Many of the visual decisions made in An American Werewolf are also stunning, the biggest example being the attack scene in the subway. The claustrophobic and tight angle that followed the poor victim gives viewers the impending feeling of dread that the scene required. However, as I had mentioned earlier, what really stands out is the work done by the legendary Rick Baker. He revolutionized the use of prosthetics for this film. The mangled corpse prosthetics for Jack and his deterioration over time was an amazing feat. Yet the coup de grace of Baker’s work is the transformation scene. Baker utilized a mixture of robotic parts with his renowned prosthetics to deliver a chilling, horrifying scene that viewers haven’t seen since the original Wolf Man. Baker not only expanded the extent to which prosthetics and effects can achieve, but also how they can affect future films. For the first time we learn that amazing effects and prosthetics can and will put butts in the seats! Baker was awarded for his amazing work with the first ever Oscar win in the best makeup category.

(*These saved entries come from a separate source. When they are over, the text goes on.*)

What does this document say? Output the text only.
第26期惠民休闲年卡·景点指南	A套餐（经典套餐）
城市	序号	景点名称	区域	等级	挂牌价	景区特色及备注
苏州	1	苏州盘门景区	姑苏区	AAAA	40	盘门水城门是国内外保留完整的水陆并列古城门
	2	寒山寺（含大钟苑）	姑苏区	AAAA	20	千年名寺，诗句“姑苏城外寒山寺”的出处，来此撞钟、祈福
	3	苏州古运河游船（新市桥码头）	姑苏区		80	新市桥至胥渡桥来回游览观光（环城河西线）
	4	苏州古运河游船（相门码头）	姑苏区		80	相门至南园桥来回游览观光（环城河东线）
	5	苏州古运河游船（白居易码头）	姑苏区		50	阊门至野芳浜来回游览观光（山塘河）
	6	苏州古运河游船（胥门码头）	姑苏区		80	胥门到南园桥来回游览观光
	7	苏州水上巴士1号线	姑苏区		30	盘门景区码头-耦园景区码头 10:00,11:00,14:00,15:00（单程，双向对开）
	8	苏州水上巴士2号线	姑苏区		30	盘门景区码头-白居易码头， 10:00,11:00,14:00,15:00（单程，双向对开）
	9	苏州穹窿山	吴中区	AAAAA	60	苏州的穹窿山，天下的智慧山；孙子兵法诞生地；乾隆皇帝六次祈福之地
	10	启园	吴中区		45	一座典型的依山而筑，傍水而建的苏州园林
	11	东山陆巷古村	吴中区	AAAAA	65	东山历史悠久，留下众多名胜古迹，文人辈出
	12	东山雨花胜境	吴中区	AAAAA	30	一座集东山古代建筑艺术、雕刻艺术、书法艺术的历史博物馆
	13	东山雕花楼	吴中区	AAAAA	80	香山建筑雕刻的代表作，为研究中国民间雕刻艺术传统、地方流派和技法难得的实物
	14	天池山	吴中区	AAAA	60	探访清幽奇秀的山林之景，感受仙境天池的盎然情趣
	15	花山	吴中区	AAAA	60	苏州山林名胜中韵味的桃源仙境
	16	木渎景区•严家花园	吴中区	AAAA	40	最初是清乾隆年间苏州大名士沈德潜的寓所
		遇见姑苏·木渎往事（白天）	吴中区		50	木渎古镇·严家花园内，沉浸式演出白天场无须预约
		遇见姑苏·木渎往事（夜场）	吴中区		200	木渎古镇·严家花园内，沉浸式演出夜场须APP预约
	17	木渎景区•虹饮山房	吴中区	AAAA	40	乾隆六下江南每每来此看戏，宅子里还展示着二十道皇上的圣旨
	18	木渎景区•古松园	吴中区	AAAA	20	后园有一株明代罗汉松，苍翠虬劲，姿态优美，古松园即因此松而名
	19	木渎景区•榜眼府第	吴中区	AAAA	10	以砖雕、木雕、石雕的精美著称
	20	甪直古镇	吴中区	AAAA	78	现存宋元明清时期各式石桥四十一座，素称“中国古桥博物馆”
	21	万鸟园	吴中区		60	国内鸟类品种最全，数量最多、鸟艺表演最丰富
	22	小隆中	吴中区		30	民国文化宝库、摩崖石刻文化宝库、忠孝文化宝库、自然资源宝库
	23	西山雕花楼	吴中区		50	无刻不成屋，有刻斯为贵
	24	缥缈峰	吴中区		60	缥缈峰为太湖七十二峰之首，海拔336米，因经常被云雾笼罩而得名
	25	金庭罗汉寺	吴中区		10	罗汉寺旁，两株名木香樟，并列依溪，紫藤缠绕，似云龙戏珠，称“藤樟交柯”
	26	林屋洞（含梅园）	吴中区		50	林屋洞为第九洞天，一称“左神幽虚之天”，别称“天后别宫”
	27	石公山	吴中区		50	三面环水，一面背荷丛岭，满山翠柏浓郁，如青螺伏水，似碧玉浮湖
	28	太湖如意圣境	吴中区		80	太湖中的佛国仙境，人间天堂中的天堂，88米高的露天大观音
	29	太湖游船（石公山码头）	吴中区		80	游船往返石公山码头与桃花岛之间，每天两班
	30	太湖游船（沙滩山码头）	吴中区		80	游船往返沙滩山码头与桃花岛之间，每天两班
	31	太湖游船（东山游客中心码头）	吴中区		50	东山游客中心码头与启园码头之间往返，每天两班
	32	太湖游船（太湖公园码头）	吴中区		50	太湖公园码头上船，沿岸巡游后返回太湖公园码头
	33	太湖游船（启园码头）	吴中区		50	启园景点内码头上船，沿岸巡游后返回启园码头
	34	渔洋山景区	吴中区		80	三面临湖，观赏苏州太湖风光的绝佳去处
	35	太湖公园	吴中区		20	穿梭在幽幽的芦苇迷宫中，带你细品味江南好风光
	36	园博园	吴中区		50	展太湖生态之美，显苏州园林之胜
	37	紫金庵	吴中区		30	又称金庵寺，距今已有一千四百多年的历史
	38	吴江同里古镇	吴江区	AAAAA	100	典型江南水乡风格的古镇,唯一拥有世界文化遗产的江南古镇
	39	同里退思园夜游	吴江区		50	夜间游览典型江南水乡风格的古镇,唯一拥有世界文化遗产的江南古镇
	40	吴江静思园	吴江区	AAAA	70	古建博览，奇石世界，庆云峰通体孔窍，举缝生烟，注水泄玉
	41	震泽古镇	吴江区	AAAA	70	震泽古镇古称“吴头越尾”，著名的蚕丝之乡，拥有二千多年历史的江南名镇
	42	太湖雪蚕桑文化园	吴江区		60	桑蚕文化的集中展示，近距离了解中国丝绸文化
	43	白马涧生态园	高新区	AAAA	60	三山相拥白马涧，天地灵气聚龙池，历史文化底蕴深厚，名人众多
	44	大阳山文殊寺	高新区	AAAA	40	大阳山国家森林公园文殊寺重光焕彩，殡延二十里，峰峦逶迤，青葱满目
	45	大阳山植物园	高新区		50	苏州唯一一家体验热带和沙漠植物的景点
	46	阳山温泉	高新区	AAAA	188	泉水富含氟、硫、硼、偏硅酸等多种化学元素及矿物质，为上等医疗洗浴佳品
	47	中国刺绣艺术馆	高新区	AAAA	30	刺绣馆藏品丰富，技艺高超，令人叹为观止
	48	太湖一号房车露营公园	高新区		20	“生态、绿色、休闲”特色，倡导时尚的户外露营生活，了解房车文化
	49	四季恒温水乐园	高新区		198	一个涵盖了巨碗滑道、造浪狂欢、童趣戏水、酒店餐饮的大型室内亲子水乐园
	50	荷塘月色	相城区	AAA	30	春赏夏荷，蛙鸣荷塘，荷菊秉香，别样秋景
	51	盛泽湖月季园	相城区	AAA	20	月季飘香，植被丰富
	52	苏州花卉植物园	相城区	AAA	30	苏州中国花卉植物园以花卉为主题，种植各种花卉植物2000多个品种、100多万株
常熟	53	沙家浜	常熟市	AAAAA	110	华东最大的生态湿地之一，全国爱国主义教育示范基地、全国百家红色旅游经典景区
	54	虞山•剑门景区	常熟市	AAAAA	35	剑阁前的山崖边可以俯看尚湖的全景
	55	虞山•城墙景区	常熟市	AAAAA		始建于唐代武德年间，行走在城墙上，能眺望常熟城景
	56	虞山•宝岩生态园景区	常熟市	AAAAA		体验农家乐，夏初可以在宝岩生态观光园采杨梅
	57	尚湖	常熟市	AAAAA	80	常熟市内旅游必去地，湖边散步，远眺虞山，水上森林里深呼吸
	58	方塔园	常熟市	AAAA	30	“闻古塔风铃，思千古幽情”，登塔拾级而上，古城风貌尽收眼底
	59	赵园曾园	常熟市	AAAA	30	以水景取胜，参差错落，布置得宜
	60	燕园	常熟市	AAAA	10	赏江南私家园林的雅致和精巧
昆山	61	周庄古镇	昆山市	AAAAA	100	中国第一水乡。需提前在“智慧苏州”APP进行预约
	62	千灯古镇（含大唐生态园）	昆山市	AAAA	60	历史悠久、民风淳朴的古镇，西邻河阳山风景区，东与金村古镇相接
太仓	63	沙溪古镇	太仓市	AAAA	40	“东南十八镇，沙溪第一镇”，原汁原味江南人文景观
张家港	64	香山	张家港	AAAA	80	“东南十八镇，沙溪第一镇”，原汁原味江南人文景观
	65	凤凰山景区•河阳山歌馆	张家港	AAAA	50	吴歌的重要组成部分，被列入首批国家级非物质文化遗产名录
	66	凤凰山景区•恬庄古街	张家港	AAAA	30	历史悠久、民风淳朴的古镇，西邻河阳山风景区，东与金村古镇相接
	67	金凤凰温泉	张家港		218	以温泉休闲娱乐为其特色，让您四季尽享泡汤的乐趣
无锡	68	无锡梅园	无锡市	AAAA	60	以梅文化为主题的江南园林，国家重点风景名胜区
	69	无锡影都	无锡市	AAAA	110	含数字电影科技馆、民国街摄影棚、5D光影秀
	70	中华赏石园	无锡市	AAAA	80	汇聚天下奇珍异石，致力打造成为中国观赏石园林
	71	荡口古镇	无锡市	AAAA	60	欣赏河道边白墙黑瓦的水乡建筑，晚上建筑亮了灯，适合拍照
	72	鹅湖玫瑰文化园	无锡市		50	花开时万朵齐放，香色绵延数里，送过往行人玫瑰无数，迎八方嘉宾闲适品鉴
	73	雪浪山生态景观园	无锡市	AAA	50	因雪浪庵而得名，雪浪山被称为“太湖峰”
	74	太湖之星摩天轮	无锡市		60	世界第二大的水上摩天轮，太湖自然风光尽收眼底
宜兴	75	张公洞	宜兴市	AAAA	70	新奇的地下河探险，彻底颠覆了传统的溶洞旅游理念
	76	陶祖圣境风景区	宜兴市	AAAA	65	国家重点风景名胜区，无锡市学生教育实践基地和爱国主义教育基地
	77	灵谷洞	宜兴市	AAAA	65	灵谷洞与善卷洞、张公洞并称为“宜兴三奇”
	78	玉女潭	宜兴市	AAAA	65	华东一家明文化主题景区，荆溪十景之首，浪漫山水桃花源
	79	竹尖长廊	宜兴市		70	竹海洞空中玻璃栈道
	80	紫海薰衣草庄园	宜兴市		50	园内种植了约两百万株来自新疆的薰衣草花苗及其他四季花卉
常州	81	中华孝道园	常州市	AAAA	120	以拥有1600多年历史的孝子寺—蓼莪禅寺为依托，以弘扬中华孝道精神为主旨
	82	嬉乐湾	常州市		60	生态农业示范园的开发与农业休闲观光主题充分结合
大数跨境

David Naughton, Griffin Dunne, and Jenny Agutter make up the main cast of An American Werewolf, and all deliver solid performances. The soundtrack is composed of classics by Bobby Vinton, Sam Cooke, as well as Creedence Clearwater Revival. The music added to the film’s feeling of an American lost in London and at times even acts as a character. The song Blue Moon played during the transformation scene adds levity to the horrifying events on screen which once again adds to the overall feel of the film. However the obvious absence of the Warren Zevon classic “Werewolves of London” actually hurt me. It could have been the perfect song for the film!
An American Werewolf in London opened up as both a critical and commercial success, being praised for its humor and amazing visuals. It is still a beloved cult classic that has expanded the idea that makeup and effects are more than just enhancers for a film and was even ranked the 107th greatest film of all time by Empire magazine. It was included in Universal Studios Halloween Horror Nights, as well as given the radio treatment in 1997 by the BBC. The film spawned a sequel in 1997 and currently has talks of a remake. Fortunately the remake has hit a standstill because it’s hard to recapture the original draw of a film like this. When An American Werewolf was released audiences had not seen effects like that, it was unique and a huge draw. In today’s time we see CGI and effects everywhere, even in commercials! It just wouldn’t have the same appeal or effect, but that’s just one man’s opinion! Nevertheless An American Werewolf in London is a very solid film that everyone should see at least once in their lives, and the 35th anniversary of its release seems like the perfect time!